If you’re in compliance at a high-growth company, data privacy can take a back seat to other considerations including funding, onboarding employees, and finding new customers.

But a group of experts in a session at Compliance Week’s virtual Cyber Risk & Data Privacy Summit on Tuesday argued complying with data privacy regulations from Day 1 can provide companies with certain advantages.

Done well, a good data privacy program can be a difference-maker that sets your company apart from its competition. Done poorly, it can stop deals in their tracks.

“Your business may ask, ‘Why do we need it?’” said Prayag Narula, chief executive and co-founder of Marvin, a computer software company that helps clients develop data collection and retention strategies. “Well, they soon find out that we need it to get contracts and close deals. It has become a key question for clients.”

More potential clients are asking firms to state their data privacy procedures upfront, either in an initial sales call or a bit further down the dealmaking line. “Somewhere along the line, whether it is IT or procurement, someone is going to evaluate your data privacy program,” Narula said.

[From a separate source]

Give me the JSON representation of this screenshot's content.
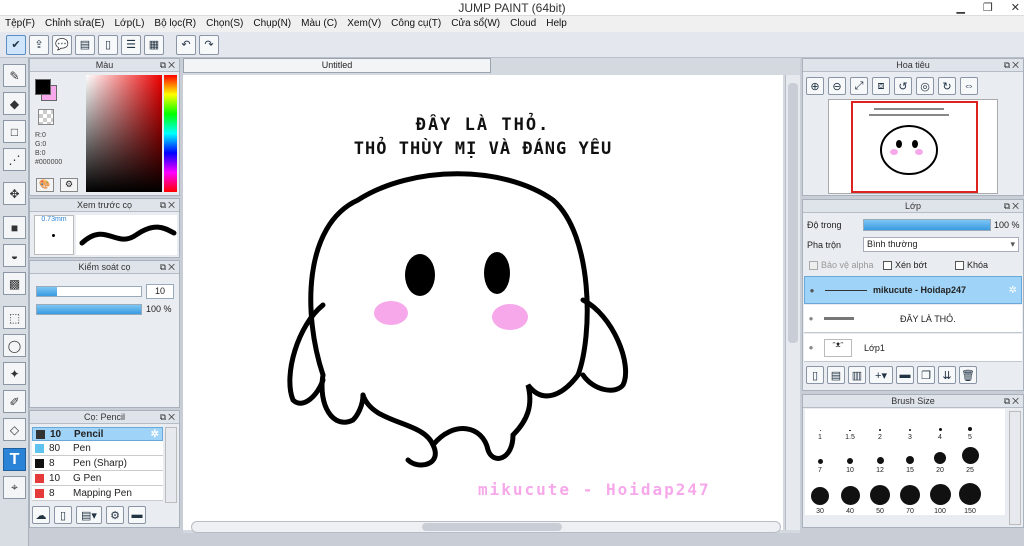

Knowing exactly how data privacy regulations apply to your company’s product or service—particularly the European Union’s General Data Protection Regulation (GDPR)—is increasingly important, said Matt Cooper, principal, cybersecurity and data privacy at software firm Vanta.

“It’s very important for companies to understand the regulations, in order to navigate that conversation,” he said. That starts with having a strong data privacy policy at your company, he said, and then being able to explain which privacy regulation applies to the potential client and the specifics of how it applies.

Cooper said companies that are compliant with the GDPR are easily able to adjust their programs to be compliant with other countries’ data privacy laws, like the California Consumer Privacy Act (CCPA).

“Going from GDPR to CCPA is not a big jump. Almost every box is checked,” he said.

“Somewhere along the line, whether it is IT or procurement, someone is going to evaluate your data privacy program.”

Prayag Narula, Chief Executive and Co-Founder, Marvin

The first step is to conduct a gap assessment that examines what the law in a particular jurisdiction requires and what the company must do to comply. Next is a risk assessment, which identifies what data privacy violations or data breaches could cost the company in terms of business activity, reputation, and fines.

Launching programs and initiatives that are compliant with data privacy laws from Day 1 is smart business, Narula said.

“Someday, when you will need to be compliant, you’ll be better prepared for the gap assessment and the risk assessment,” he said. “A lot of this is common-sense stuff. If you follow best practices, you’d find at the risk assessment you’re most of the way there.”

Having that knowledge can make your firm more competitive. Understanding what is required in terms of data privacy, and how you will be fulfilling that need, is key, Cooper said. It starts with having your own house in order.

“If you don’t know your own problems and weaknesses, you’re not ready,” he said. “You have to answer questions from an informed point of view.”

Understanding data privacy regulations could also help you land clients. While it might be good practice for your company to comply with the GDPR, it might not be in the best interests of the potential client, particularly if they do not have customers in the European Union.

An example is with rules regarding the use of website cookies, which collect data on customers browsing on a particular website. The GDPR says customers must opt in to allowing cookies to collect information about them; U.S. privacy law (CCPA) says customers can opt out.

A company “could be losing valuable marketing data” if it complies with the GDPR but only has U.S.-based customers, Cooper said.

The ideal person within a company to handle data privacy questions is a data privacy officer—someone whose job it is to protect the rights of data subjects and whose role is nonoperational and advisory. This position is not meant to participate in business strategy, Cooper said. The business sets the strategy and the risks it’s willing to take, and the data privacy officer advises the business on how to meet those goals in a compliant way.

A lot of companies, though, do not have the luxury of having someone whose only job is to understand data privacy regulations. It’s often a responsibility ladled onto a senior manager who is already juggling many responsibilities. But that doesn’t make the need to have a defensible data privacy program any less important.

Once your firm has convinced a client its services are desired, then it’s time to provide documentation, Narula said.

“Being able to back up your claims with documentation and proof, that’s a part of defensibility,” he said.